Tapi di sini, di tanah Amerika Serikat (AS), saya harus berdamai untuk tidak banyak membaca buku berbahasa Indonesia. Saya tak punya banyak pilihan dan harus meneteskan 'liur' saat melihat ada buku bagus terbit di tanah air, dan saya tidak tahu apa yang harus dilakukan untuk memiliki buku tersebut. Walhasil, saya hanya bisa gigit jari.

Saya ingin membaca buku baru berjudul "Ahli Waris Budaya Dunia: Menjadi Indonesia 1950-1965." Ini buku baru yang belum banyak ditemukan di toko buku, namun sudah dibedah di mana-mana. Buku ini berisikan tentang periode sebelum tahun 1965, periode sebelum malam tanggal 30 September, yang disebut sejarawan Taufik Abdullah sebagai 'malam jahanam.' Buku ini spesifik pada tema kebudayaan, politik, dan sejarah, dan hendak menautkan jejak tentang serpih keindonesiaan yang hilang sebelum tahun 1965. Keindonesiaan yang dimaksud bukanlah sebuah lanskap geografis, melainkan sebuah jiwa, semangat, hasrat yang menggelegak, serta dinamika perhelatan gagasan serta serpih kebudayaan yang kemudian remuk dan nyaris hilang jejaknya.

Di rentang waktu itu, sebagian orang hanya mengetahui tahun 65 yang identik dengan gerakan 30 september yang kemudian dikenal dengan G-30-S PKI. kisah yang berdarah-darah itu merenggut jutaan nyawa dengan waktu beberapa bulan saja. Buku yang masih terbit di akhir tahun 2011 dan dieditori Jennifer Lindsay ini memutar kembali drama dalam babakan yang silam di rentang waktu yang singkat (1950-1965). Lantas, warisan apa yang penting dari drama yang disebut sebagai 'tragedi' itu? Jawabnya mungkin sejarah. Sejarah yang ditulis kembali. Hilmar Farid menyebutnya teleologi dalam sejarah. Saya tak paham apa maksud Hilmar (saya menyapanya Fai) dengan pernyataan itu. Mungkin yang dimaksudkan dengan teleologi sejarah adalah mereduksi sebuah peristiwa sejarah dalam hal-hal yang simplistis sehingga mengaburkan banyak realitas sejarah lain. Entah, saya hanya bisa menduga-duga.

Menurut info dari sahabat Patta Hindi Azis, buku setebal 606 halaman ini menghimpun hasil kajian indonesianis dan sarjana Indonesia tentang riwayat kebudayaan di tahun 1950-1965 an itu. "Buku ini memanfaatkan lanskap Indonesia sebagai cerita. Tak hanya tragedi 65, juga perang dingin, hubungan intenasional, aspirasi kolonial hingga terciptanya kehidupan budaya dan intelektual semarak hadir dalam sejarah tahun-tahun itu," kata Patta.

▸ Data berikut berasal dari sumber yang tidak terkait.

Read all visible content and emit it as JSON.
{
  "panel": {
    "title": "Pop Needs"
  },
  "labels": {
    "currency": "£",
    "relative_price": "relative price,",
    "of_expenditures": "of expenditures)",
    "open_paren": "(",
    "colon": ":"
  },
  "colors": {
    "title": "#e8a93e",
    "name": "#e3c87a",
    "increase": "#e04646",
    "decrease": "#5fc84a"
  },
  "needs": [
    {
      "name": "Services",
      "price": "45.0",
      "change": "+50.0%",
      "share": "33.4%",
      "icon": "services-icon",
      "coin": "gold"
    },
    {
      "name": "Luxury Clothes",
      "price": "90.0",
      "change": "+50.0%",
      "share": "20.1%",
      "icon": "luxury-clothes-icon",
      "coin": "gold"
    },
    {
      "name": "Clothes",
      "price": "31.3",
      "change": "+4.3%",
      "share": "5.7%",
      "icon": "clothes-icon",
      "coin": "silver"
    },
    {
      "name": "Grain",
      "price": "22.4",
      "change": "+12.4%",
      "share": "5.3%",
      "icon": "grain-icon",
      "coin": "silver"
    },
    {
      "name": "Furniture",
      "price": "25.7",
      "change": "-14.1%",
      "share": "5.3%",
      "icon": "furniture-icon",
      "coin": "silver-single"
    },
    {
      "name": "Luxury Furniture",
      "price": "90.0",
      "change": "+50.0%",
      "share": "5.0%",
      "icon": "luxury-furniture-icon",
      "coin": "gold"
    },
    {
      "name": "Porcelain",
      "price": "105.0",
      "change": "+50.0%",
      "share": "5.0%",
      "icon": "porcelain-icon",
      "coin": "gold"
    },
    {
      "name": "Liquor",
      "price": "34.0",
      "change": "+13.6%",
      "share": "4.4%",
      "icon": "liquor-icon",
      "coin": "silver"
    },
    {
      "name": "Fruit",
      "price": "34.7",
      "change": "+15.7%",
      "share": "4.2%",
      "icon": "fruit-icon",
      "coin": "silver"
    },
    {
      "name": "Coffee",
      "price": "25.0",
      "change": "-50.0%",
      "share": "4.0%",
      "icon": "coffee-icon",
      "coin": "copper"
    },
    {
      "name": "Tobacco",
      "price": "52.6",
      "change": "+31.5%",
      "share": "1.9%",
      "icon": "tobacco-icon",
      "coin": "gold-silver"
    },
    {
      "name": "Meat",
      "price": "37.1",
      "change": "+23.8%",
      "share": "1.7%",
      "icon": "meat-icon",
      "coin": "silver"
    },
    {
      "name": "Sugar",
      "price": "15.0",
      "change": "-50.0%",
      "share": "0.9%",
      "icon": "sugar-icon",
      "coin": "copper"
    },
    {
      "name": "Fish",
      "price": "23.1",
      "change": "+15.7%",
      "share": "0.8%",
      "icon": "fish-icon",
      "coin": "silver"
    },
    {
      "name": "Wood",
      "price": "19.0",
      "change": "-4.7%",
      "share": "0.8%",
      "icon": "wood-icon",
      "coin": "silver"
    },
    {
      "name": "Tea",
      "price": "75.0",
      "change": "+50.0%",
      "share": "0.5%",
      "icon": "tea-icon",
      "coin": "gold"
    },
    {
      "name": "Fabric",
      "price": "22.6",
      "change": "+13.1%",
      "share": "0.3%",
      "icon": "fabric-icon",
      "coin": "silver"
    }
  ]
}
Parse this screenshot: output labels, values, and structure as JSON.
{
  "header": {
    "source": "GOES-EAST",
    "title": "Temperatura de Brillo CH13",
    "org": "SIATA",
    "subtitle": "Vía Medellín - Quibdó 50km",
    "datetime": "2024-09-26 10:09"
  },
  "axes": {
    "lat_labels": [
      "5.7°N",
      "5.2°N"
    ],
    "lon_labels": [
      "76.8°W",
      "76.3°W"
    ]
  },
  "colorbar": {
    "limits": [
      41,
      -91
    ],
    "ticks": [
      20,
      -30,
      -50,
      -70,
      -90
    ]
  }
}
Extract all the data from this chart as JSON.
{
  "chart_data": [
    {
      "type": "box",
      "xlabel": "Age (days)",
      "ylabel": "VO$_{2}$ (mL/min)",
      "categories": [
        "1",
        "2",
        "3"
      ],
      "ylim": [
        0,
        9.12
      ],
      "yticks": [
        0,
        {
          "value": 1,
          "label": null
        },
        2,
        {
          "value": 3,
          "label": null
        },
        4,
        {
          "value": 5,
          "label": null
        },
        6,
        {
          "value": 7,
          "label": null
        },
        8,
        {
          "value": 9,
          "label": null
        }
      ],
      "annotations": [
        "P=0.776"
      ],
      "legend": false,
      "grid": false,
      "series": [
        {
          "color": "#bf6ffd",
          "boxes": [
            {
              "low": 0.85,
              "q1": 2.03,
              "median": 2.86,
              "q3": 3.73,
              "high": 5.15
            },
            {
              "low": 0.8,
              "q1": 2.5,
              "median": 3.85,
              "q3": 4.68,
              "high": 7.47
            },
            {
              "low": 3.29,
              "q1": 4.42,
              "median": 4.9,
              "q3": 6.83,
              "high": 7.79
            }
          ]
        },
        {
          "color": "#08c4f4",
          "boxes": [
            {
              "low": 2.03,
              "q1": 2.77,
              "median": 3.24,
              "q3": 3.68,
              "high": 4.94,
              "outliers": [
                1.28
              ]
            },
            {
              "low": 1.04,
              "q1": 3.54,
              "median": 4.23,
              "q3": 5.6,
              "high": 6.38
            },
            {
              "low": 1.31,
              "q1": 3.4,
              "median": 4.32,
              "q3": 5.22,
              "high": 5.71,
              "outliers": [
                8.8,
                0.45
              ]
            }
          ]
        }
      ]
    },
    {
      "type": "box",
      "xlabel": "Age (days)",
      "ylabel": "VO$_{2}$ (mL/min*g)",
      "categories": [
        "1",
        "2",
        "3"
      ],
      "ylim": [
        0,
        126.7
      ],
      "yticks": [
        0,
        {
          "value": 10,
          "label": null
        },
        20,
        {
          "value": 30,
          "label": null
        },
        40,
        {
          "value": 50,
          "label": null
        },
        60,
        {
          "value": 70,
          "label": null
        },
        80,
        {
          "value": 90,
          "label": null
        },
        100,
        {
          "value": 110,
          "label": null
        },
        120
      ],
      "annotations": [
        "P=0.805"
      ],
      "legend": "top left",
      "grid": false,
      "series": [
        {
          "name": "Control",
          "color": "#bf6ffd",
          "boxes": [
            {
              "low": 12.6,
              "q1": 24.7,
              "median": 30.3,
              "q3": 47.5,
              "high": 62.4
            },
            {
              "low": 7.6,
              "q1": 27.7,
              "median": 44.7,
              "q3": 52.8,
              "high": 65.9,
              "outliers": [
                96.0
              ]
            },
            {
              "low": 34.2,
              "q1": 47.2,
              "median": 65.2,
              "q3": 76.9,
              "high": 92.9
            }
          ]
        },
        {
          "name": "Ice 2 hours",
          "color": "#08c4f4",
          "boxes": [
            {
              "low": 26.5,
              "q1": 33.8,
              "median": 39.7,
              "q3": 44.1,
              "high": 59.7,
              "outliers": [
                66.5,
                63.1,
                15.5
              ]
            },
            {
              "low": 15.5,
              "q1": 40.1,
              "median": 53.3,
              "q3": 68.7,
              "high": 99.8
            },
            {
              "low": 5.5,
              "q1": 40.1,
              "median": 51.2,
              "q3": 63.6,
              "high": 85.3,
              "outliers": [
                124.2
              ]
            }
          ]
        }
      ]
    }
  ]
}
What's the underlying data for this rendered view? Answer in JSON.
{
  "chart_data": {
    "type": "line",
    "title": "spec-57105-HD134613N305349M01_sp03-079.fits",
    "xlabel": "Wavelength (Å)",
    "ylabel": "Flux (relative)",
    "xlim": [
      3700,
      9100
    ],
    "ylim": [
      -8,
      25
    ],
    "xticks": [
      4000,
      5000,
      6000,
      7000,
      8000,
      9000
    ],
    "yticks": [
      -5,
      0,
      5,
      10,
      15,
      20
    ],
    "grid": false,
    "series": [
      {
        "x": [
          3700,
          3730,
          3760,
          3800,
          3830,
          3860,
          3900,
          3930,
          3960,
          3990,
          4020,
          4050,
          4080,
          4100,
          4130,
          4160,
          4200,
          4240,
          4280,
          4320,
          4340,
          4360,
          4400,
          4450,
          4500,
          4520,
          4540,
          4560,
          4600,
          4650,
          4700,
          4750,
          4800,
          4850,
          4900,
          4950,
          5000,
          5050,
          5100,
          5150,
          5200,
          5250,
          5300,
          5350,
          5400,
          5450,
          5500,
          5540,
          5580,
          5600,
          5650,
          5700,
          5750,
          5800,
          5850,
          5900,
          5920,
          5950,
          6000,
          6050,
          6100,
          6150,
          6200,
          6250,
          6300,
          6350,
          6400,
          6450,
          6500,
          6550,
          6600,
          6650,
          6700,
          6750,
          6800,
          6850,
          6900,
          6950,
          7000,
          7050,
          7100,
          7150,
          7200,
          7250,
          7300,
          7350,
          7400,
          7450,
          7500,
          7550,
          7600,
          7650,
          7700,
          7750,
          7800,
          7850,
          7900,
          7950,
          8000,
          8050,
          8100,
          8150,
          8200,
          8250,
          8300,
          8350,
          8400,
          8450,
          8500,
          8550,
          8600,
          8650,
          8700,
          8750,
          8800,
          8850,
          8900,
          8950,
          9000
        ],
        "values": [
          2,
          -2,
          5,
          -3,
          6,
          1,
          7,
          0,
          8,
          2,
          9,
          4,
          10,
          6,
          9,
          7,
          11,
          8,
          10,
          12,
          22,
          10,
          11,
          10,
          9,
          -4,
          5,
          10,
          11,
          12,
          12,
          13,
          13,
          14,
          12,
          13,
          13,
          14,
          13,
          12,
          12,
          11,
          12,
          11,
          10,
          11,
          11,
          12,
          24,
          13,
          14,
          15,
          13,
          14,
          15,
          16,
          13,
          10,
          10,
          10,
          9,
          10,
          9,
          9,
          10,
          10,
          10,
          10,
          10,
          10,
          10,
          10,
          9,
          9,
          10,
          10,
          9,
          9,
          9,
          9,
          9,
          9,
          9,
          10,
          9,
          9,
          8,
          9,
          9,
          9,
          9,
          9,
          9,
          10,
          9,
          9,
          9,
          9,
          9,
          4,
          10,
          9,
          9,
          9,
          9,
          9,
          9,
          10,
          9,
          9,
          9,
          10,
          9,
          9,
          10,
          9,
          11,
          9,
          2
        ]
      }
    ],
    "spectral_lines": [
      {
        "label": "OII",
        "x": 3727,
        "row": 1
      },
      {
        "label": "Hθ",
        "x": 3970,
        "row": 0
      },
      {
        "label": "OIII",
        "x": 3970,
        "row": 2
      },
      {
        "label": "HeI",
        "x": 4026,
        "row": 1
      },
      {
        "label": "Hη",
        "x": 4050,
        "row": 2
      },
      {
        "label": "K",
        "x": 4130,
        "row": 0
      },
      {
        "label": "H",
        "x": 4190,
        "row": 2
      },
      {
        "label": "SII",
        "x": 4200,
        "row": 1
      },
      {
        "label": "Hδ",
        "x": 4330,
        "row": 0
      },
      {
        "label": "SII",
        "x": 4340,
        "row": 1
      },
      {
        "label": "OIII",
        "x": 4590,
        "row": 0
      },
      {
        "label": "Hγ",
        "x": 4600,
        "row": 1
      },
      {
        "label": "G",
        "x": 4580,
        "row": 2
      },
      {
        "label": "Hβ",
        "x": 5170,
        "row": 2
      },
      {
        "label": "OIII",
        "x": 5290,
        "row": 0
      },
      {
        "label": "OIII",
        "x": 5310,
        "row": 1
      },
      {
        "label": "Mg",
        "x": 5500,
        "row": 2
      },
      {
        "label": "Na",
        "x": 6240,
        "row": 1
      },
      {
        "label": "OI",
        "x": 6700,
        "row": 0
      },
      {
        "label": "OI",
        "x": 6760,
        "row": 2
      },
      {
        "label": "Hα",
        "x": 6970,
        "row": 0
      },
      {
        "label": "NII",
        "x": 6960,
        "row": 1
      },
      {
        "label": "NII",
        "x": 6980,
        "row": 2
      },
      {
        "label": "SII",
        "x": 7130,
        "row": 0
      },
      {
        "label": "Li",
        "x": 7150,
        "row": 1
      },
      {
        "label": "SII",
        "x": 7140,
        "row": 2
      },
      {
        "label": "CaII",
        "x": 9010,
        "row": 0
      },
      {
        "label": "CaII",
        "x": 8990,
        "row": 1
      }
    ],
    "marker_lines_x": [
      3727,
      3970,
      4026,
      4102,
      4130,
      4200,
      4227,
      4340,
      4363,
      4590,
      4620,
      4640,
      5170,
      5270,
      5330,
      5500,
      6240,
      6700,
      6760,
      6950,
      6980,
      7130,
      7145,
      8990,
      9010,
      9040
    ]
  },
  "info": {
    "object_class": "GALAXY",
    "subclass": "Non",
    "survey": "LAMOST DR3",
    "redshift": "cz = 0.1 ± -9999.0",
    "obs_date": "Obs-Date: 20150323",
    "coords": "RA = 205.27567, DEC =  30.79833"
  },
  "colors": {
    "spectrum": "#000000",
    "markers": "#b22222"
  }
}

Sayang sekali, saya hanya bisa berharap agar buku itu segera tiba di Alden Library. Saya ingin sekali membacanya sebab berkesesuaian dengan tesis saya saat belajar di kampus Universitas Indonesia (UI). Yah, apa boleh buat. Mungkin saya harus banyak bersabar dan rajin membaca ulasan dari beberapa sahabat serta media yang menuliskan telaah atas buku ini. Atau, adakah di antara Anda yang bisa membantu saya?


Athens, Ohio, 24 November 2011

3 komentar:

Patta Hindi Asis mengatakan...

kemarin dalam diskusi itu akan diterbitkan dalam versi inggris kanda...smoga smpe di Amerika secepatnya

Muhammad Ismet Karnawan mengatakan...

ada juga buku baru tadi saya beli di jogja, keren. Judulnya "kuasa stigma dan represi ingatan". Penulisnya Tri Guntur Narwaya, Terbitan Resist Book Jogja, September 2010

Anonim mengatakan...

Edisi Inggris, berjudul "Heirs to World Culture", akan terbit januari 2012. Diterbitkan oleh KITL Press, Leiden.